It’s increasingly easy to spend large amounts of money on various rare and limited whiskey releases. Not only are companies issuing more and more super-premium bottles, but the proliferation of internet sales, online exchanges, and auctions have made these bottles widely available, although often at wildly inflated prices. And this very availability can put pressure on consumers, who feel they have scant time to grab as many bottles of a particular release as possible, despite having never tasted it.
For me, a lot of the thrill of collecting is tied up in the process of searching out a particular whiskey “on the ground” rather than in the digital world. I geek out on talking to people, moving bottles around with my hands, and the singular charge that comes from finding what I’m looking for, lurking on a shelf. Of course, this tactic doesn’t always work, no matter how much I might prefer it. And as the song says, it takes diff’rent strokes to move the world. So, if your tastes differ from mine, or if circumstances compel you to buy expensive whiskey bottles through online retailers, trading sites, or at auctions, I strongly encourage you to do some preliminary reading. Here’s why:
Sanctioned whiskey auctions at established houses are a relatively new phenomenon in the United States. And as the links below make clear, there have been some pretty savage bumps in the road, even at this early stage. So it’s essential that you educate yourself and know what to look for before bidding. There’s a lot to learn about the characteristics of glass bottles, labels, tax stamps, bottle closures, bar codes, fill lines, and other variables. It’s tough enough to apply all you’ve learned when looking at a bottle standing in from of you, but it can be next to impossible when looking at a small digital photo. So if you’re planning to bid, don’t be afraid to ask for plenty of additional pictures and information. It’s up to you to be confident in a particular bottle before bidding.
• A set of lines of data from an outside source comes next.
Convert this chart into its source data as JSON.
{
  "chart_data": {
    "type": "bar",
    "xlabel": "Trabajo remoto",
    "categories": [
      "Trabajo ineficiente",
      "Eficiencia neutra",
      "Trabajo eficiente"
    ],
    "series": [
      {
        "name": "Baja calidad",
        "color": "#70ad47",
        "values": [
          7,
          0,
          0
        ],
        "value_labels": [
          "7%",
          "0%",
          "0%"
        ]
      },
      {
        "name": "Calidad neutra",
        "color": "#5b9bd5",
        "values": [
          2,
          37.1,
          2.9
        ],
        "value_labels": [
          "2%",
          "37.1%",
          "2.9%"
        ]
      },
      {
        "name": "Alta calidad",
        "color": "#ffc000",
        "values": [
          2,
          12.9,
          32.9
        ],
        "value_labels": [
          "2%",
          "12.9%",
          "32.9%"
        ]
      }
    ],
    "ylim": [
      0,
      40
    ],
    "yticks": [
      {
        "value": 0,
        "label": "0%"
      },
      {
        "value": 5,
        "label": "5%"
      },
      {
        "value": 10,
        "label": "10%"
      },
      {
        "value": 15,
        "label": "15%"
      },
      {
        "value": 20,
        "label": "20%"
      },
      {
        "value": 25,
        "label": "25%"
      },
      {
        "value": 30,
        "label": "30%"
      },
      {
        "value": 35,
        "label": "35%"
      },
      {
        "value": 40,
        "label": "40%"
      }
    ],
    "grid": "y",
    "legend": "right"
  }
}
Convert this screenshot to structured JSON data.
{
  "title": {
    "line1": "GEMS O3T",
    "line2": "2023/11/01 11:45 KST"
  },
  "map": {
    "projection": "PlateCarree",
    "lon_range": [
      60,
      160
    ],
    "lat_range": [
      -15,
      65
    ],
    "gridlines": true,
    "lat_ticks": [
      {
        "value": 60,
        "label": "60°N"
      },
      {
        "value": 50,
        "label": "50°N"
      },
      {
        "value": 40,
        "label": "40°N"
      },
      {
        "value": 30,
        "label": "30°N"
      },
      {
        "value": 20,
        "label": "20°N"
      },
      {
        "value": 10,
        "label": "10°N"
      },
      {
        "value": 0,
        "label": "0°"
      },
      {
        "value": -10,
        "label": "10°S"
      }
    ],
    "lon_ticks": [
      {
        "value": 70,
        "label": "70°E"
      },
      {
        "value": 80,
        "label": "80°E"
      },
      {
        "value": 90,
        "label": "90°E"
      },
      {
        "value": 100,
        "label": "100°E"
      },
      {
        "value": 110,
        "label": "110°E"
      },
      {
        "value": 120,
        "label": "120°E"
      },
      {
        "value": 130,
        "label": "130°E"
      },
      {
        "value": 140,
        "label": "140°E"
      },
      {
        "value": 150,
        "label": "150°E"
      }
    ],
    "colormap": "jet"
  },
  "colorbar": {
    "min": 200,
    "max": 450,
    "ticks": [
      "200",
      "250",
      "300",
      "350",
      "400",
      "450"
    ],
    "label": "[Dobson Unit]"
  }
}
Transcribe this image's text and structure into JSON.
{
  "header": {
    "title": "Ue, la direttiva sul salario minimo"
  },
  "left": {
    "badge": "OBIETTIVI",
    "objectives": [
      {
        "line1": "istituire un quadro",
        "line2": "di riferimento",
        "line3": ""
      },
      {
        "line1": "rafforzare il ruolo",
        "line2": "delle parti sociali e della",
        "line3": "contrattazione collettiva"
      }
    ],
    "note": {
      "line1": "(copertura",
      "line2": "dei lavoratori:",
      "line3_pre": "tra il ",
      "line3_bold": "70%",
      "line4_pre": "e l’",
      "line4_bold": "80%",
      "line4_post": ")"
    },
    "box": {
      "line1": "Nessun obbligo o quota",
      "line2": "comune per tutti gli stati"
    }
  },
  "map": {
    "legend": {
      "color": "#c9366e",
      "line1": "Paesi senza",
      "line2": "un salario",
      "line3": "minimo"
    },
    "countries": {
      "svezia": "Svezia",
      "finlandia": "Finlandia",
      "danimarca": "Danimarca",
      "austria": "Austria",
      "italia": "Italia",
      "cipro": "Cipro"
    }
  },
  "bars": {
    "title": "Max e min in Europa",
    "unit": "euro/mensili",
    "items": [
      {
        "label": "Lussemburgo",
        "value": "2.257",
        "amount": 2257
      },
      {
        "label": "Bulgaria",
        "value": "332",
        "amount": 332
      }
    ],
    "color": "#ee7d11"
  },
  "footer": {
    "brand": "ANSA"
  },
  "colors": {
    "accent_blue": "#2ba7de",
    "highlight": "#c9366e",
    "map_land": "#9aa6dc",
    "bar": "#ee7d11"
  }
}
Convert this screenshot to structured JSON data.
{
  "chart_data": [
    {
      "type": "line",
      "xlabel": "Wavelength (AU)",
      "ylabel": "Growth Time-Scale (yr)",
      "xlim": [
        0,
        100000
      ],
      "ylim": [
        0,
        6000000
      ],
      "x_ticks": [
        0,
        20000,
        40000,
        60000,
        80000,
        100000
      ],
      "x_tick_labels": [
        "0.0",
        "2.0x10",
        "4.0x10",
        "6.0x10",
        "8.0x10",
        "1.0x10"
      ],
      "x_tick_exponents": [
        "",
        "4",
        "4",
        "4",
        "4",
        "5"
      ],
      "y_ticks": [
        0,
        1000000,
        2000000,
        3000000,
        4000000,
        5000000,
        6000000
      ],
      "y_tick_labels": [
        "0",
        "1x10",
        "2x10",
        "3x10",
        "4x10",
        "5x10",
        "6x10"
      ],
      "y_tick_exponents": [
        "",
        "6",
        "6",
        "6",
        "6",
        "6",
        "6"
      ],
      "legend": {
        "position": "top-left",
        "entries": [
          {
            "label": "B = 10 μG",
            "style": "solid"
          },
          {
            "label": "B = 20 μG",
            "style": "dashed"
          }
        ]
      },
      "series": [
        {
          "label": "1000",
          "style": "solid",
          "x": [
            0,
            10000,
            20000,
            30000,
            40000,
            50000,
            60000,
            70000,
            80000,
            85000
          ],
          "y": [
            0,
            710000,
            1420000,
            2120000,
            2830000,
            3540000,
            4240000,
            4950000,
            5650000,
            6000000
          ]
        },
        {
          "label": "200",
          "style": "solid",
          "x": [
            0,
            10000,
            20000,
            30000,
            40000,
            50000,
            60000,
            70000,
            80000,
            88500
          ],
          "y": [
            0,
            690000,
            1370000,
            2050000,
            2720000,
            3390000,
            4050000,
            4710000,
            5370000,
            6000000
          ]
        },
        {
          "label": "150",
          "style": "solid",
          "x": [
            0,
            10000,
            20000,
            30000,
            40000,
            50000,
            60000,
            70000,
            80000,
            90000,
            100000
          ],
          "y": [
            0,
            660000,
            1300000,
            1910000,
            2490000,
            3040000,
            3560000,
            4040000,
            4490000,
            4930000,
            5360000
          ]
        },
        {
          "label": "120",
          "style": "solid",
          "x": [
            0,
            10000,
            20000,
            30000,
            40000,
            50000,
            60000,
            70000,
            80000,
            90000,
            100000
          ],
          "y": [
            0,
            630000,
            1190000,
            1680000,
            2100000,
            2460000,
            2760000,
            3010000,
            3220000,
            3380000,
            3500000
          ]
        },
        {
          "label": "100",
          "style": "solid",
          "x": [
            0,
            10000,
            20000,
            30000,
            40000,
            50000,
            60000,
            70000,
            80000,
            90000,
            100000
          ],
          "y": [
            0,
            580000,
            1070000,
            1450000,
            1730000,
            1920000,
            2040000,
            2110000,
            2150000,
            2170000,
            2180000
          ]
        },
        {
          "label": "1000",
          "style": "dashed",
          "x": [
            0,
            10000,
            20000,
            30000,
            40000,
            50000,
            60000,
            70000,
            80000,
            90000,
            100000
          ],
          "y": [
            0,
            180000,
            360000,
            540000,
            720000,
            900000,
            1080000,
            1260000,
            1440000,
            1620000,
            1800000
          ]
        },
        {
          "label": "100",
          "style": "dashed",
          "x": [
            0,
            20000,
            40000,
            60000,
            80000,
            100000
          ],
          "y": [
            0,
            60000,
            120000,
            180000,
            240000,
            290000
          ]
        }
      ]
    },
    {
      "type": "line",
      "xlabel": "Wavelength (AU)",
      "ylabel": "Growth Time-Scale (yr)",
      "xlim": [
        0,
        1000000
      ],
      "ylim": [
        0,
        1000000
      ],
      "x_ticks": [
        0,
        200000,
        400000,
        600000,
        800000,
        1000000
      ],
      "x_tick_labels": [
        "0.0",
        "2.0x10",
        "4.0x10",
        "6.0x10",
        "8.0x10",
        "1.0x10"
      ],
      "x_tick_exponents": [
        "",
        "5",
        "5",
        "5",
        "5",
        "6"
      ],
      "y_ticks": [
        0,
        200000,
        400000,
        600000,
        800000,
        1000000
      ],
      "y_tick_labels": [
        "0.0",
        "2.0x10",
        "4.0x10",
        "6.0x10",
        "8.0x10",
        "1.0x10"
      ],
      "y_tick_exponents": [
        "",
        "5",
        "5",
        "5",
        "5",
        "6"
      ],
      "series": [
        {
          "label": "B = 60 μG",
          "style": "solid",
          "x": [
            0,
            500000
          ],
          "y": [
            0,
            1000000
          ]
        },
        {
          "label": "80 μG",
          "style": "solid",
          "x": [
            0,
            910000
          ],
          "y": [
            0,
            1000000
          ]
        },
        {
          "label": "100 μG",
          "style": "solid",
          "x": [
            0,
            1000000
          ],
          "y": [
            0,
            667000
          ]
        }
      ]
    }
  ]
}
Similarly, before rushing off to spend hundreds of dollars online to bunker 6 cases of this year’s never-to-be-repeated 29 Year-Old Roger W. Snead Warehouse X Dirigible Accident Survivor Bourbon, pause for a moment. Ask yourself some basic questions. Are you acting out of a (perhaps understandable) panic that if you don’t buy immediately, you won’t have the chance? (Hey – we’ve all done it.) Do you enjoy the taste of extra-aged bourbon? And if so, have you tasted any whiskey bottled under the Roger W. Snead label? What’s the history of the brand, and what can it tell you about the current release? And what are people who have the opportunity to taste virtually all of the limited release whiskies writing about this particular bottling?
There are a few exceptionally informative sites out there with which every whiskey geek should familiarize him or herself. They are written by people who clearly love whiskey, and who’ve invested an enormous amount of time and energy learning about it and sharing that knowledge with the rest of us. It’d be ridiculous not to take advantage of their generosity in posting their knowledge so freely. So, before you begin bidding at whiskey auctions, buying bottles in stores, or bunkering a whiskey collection in your home, start reading.
In addition to the society’s very useful archive of whiskey reviews, pay particular attention to the Adventures in Whiskey section, which contains an enormous amount of useful information on the perils of buying old bottles of whiskey, and how to ensure that you avoid any unhappy purchases.
And please read this very informative section on whiskey auctions, as well.
Sku posts a lot of excellent reviews and is absolutely unafraid to call ‘em as he sees ‘em. His style is crisp, his knowledge is vast, and he’s generous with it. If you have questions regarding the American distilling industry (or are curious about his opinions on a wide variety of non-American whiskies) the answer probably lies somewhere on this site. Sku is also a member of the LA Whiskey Society, and more of his reviews are posted on the society’s site.
It seems appropriate to describe Mr. Cowdery as the dean of American whiskey writers. His book, Bourbon, Straight, certainly helped to nourish my interest in the history of American distilling, as I imagine it has for many other enthusiasts, as well. It is worth noting that Mr. Cowdery’s experience in the American whiskey industry is decades-long, and that he was writing about American whiskies long before the current popularity of bourbon and straight rye.
Although K&L Wines is a retailer, and obviously has an interest in selling the products it carries, the information in its blog is, in my opinion, fair and open-minded. The whiskey-buyers for K&L (David Driscoll and David Othenin-Girard) provide a fascinating window into the state of retail whiskey sales, and the reasons why we, as avid consumers, aren’t able to buy all of our favorite whiskies whenever we want. If you want to enrich your understanding of the whiskey industry in the U.S., read this blog.